Sorry Vladimirb, just kidding - Hurry back and good luck with the extra work. We'll keep your chair warm for you :wink:


----------



## Wrench97 (May 10, 2008)

Good to hear an update someone was just asking about you


----------



## 2xg (Aug 5, 2009)

Glad to finally hear from you 'V', where have you been?
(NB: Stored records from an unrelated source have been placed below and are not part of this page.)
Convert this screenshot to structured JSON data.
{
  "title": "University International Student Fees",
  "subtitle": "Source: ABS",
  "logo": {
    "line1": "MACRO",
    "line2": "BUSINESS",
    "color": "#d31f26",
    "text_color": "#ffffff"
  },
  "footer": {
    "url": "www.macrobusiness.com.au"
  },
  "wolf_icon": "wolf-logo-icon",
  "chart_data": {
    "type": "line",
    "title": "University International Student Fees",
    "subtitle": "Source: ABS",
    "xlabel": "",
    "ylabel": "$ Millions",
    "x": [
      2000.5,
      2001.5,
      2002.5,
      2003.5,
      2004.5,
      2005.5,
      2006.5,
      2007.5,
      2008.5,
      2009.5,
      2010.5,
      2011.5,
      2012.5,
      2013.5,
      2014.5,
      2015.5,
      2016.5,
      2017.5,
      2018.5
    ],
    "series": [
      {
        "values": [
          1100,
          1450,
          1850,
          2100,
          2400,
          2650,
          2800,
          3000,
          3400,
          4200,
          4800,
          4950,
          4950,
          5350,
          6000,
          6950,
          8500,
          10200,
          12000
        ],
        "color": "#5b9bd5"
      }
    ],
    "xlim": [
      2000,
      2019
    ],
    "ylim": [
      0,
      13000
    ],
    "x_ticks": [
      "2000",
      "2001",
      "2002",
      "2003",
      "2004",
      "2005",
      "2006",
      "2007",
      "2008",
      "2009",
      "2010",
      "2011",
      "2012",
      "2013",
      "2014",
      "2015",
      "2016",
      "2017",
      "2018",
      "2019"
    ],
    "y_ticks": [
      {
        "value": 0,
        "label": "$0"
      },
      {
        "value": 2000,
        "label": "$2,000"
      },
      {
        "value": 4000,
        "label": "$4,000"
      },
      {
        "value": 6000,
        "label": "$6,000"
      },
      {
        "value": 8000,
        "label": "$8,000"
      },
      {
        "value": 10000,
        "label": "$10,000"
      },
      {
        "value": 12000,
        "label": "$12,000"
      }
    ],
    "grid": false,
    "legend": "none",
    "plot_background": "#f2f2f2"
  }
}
Now, get back to work! :laugh:


----------



## Mars30 (Feb 23, 2010)

Have a happy work Vladimir... Take care a lot and best of wishes for U.. I am hoping to see U back soon.. :wave::wave:


----------



## Dunedin (Jul 19, 2007)

> I hope you didn't forgive me and don't worry, I will be back


But we DID! :grin:

We didn`t forget you either
See you later vladimirb

.


----------



## McNinja (Jun 22, 2008)

Glad to hear that Vlad, its been a while since we've talked...


----------



## Done_Fishin (Oct 10, 2006)

Take care, work hard, 

we're making a mental note that you'll be working "extra hard" when you return, to make up :grin:


----------



## Glaswegian (Sep 16, 2005)

Hey Vlad - don't work too hard - we need you back here in good condition...:grin:


----------



## Redeye3323 (Sep 20, 2009)

Your work has to come first but don't worry, TSF will still have a place for you when you return :wave:


----------



## JohnthePilot (Mar 30, 2006)

Glad to hear you are OK.


----------



## tallin (Apr 26, 2008)

Come back when you can, that is all we want to happen.









Look after yourself too.


----------



## sandman55 (May 28, 2005)

Good to hear your still alive and breathing :grin:


----------



## 3daysjourney (Feb 24, 2010)

Pleasure to know.


----------



## sobeit (Nov 11, 2007)

this is for you

YouTube - Bee Gees - Stayin' Alive ( 1977 )


----------